Monday arrives and peacefulness descends upon the manager, he calls the hotel owners and explains what he has found. The owners are not concerned, perhaps the old mail should be discarded with the concerns resolved rapidly. The manager contemplates and decides to take the box of old letters and postcards to the Concord Post Office. He meets with Concord Post Master Richard W. Eddy and explains in great detail his situation. A box of old mail hidden for decades, but paid for and expected to be sent by the United States Postal Service.
The Postmaster and the Hotel Manager discuss this to a greater degree and decide the higher road must indeed be taken. The mail is placed in the outgoing box at the Concord Post Office, it will be sent as it was intended so many years ago.
The Hotel Manager returns to the Eagle Hotel and his life continues. Concord Post Master Eddy returns to his tasks too. Both men do not ponder the impact of their actions as the mail continues through the postal system destined for homes around America.
The mail did arrive on sunny summer days. Letters from Uncle Joe, postcards from Gramma and Grampa. Long ago notes bestowing greetings to loved family members far away.
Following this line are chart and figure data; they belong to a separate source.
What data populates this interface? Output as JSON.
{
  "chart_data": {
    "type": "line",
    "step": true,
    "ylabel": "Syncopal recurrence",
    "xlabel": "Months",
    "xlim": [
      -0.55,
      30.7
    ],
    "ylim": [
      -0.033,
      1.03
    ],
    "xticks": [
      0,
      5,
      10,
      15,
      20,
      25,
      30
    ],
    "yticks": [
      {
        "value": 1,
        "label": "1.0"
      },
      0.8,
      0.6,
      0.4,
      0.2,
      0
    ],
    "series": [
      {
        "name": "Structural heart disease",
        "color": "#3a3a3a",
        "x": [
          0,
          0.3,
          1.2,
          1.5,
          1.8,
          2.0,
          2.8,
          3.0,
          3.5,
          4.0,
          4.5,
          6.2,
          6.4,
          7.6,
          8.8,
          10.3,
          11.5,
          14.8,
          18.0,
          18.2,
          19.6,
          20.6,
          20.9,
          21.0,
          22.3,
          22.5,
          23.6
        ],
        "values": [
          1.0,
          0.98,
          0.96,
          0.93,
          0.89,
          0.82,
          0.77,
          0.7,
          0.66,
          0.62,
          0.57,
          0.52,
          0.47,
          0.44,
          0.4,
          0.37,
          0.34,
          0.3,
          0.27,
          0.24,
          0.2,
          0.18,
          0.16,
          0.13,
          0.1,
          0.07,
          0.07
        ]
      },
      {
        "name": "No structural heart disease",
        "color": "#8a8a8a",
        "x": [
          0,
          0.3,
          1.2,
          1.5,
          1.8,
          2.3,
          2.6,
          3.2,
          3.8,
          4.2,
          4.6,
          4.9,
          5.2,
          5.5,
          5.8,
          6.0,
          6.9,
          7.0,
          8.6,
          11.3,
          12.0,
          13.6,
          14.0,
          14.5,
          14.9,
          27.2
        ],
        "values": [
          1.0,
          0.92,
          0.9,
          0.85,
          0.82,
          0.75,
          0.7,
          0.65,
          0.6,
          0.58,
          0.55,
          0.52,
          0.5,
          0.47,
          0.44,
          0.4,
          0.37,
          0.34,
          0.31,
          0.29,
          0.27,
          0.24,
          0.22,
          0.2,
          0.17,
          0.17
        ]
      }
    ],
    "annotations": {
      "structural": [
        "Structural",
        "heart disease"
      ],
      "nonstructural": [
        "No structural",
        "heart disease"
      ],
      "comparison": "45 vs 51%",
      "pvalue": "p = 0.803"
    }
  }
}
There were many messages telling the recipients “I love you” and “Wish you were here” written so long ago.
Heartwarming and thought-provoking indeed but the mail must go through. You see, the letters and postcards were sent by long-dead relatives. Gramma and Grampa have sent me a message from beyond telling me they wish I was there…. but where?
So, it was this summer of 1960 that a simple action created many reactions. Thought-provoking reactions but loving, terrifying or entertaining to say the least. A little carpentry project in a hotel in Concord spread a multitude of emotions with the letters and postcards, but life does indeed progress sometimes providing unimaginable comfort within.